Repensando o futuro do etanol

De acordo com a Associação Internacional do Transporte Aéreo (Iata), a aviação civil foi responsável por 2% de todo o carbono emitido no planeta, no ano passado. O uso de Combustível Sustentável de Aviação (SAF), feito a partir de matérias-primas renováveis, pode evitar pelo menos 75% das emissões totais de CO2 do ciclo de vida em comparação com o combustível fóssil de aviação.

Segundo o professor do Programa de Engenharia Química, o etanol por si só já é um combustível de interesse. “Hoje no Brasil prevalece o etanol vindo da cana de açúcar, mas a ciência avança no desenvolvimento de processos que fornecerão etanol a partir de CO2. Penso que em alguns anos, quando esta nova rota estiver mais madura tecnologicamente, com maior ganho de escala, ela competirá com o etanol produzido a partir da cana. O setor sucroalcooleiro deveria pensar, que em alguns anos terá a concorrência do etanol vindo do CO2”.

“O Brasil é um grande produtor de etanol. Seria importante não olharmos para este composto químico apenas como combustível a ser queimado em um motor, mas sim como matéria-prima para produtos de alto valor agregado. A indústria brasileira deve investir em iniciativas tecnológicas e se preparar para as mudanças que virão nas próximas décadas. Podemos fazer muito com a catálise e com a engenharia e podemos produzir muito utilizando processos e reatores operados de forma contínua em vez de batelada. Na indústria, os processos contínuos são desejáveis”, acrescenta Fabio Toniolo.
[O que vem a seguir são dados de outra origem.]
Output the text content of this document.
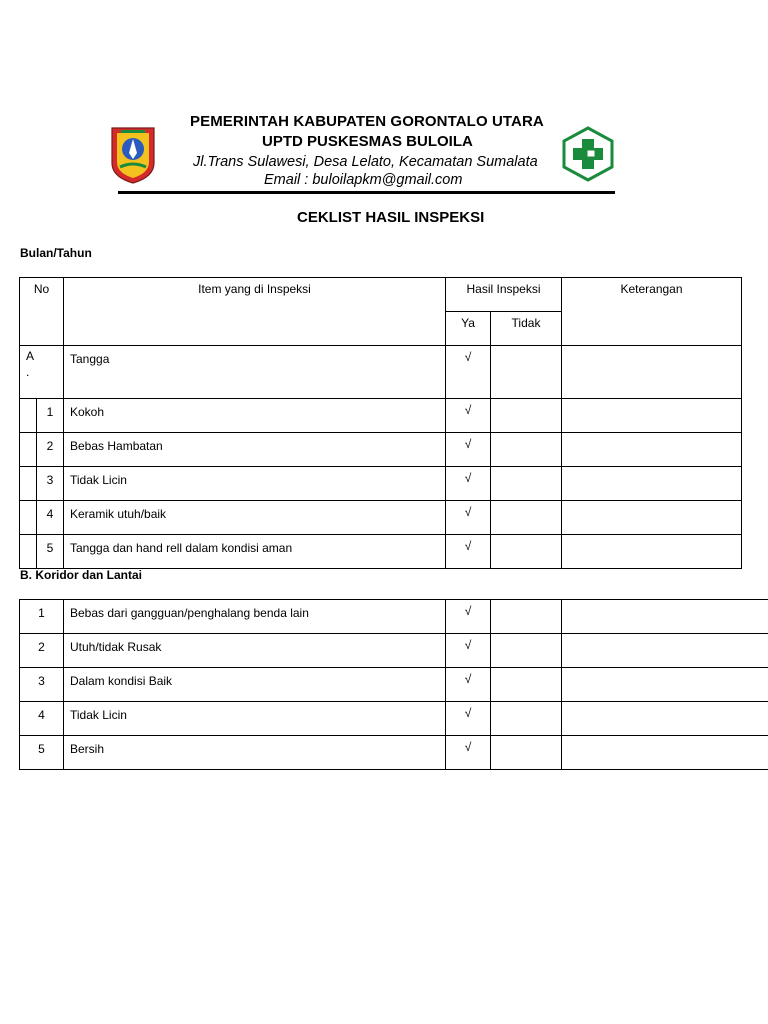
PEMERINTAH KABUPATEN GORONTALO UTARA
UPTD PUSKESMAS BULOILA
Jl.Trans Sulawesi, Desa Lelato, Kecamatan Sumalata
Email : buloilapkm@gmail.com
CEKLIST HASIL INSPEKSI
Bulan/Tahun
No		Item yang di Inspeksi	Hasil Inspeksi		Keterangan
			Ya	Tidak	
A
.		Tangga	√		

	1	Kokoh	√		

	2	Bebas Hambatan	√		

	3	Tidak Licin	√		

	4	Keramik utuh/baik	√		

	5	Tangga dan hand rell dalam kondisi aman	√		

B. Koridor dan Lantai
1	Bebas dari gangguan/penghalang benda lain	√		

2	Utuh/tidak Rusak	√		

3	Dalam kondisi Baik	√		

4	Tidak Licin	√		

5	Bersih	√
O projeto se soma às iniciativas da Embrapii alinhadas aos Objetivos de Desenvolvimento Sustentável da Agenda 2030, como o ODS 12 (Consumo e produção responsáveis) e ODS 7 (Energia limpa e acessível). Atualmente, 67% dos projetos da Embrapii de inovação estão em sintonia com os ODS.

O investimento total previsto para o projeto supera 21 milhões de reais. A parcela destes recursos que será aplicada pela Embrapii faz parte do programa Inova+ BNDES, uma parceria com o banco para apoiar projetos que desenvolvam soluções em novos combustíveis e em outras áreas como bioeconomia florestal, economia circular, transformação digital, saúde, materiais avançados e defesa. A iniciativa atende empresas de todos os portes, incluindo pequenas, médias (PMEs) e startups.